🤖 AI Summary
This study addresses the longstanding absence of structured corpora for improvised poetry in the Logudorese variety of Sardinian, a gap that has hindered both computational linguistic analysis and the preservation of oral traditions. The authors present A Bolu, the first structured corpus of this poetic form, comprising 2,835 stanzas and 141,321 tokens. Through descriptive statistics and computational linguistic methods, they conduct a multidimensional textual analysis and provide the first empirical evidence of significant formulaic repetition patterns in this oral poetry. These findings offer robust support for the Parry-Lord theory of oral-formulaic composition while advancing inclusive development of NLP resources for minority languages and opening new avenues for understanding oral creativity.
📝 Abstract
The growing interest of Natural Language Processing (NLP) in minority languages has not yet bridged the gap in the preservation of oral linguistic heritage.
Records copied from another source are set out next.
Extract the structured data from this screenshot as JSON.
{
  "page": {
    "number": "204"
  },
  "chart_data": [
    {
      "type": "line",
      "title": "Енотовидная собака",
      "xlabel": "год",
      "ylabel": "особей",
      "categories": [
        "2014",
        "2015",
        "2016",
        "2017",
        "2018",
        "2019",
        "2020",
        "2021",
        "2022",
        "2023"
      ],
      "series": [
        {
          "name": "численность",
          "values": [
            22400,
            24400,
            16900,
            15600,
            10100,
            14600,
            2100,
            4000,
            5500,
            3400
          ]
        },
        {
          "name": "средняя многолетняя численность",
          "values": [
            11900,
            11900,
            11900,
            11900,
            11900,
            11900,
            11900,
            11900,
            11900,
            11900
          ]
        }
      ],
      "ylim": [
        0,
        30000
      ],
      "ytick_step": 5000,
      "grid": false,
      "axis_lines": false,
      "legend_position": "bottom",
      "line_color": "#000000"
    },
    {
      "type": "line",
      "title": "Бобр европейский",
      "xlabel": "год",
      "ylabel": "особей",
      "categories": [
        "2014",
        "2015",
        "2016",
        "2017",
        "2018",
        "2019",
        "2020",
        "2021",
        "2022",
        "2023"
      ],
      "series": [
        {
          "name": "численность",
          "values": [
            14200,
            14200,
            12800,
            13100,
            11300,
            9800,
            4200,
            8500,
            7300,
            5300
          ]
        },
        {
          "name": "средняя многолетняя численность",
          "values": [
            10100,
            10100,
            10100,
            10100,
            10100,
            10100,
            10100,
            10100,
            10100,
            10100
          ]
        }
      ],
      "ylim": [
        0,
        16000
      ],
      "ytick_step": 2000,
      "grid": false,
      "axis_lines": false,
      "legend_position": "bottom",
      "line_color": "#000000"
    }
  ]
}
In particular, extemporaneous poetry - a performative genre based on real-time improvisation, metrical-rhetorical competence - remains a largely unexplored area of computational linguistics. This methodological gap necessitates the creation of specific resources to document and analyse the structures of improvised poetry. This is the context in which A Bolu was created, the first structured corpus of extemporaneous poetry dedicated to cantada logudorese, a variant of the Sardinian language. The dataset comprises 2,835 stanzas for a total of 141,321 tokens. The study presents the architecture of the corpus and applies a multidimensional analysis combining descriptive statistical indices and computational linguistics techniques to map the characteristics of the poetic text. The results indicate that the production of Sardinian extemporaneous poets is characterised by recurring patterns that support Parry and Lord's theory of formulaicity. This evidence not only provides a new key to understanding oral creativity, but also offers a significant contribution to the development of NLP tools that are more inclusive and sensitive to the specificities of less widely spoken languages.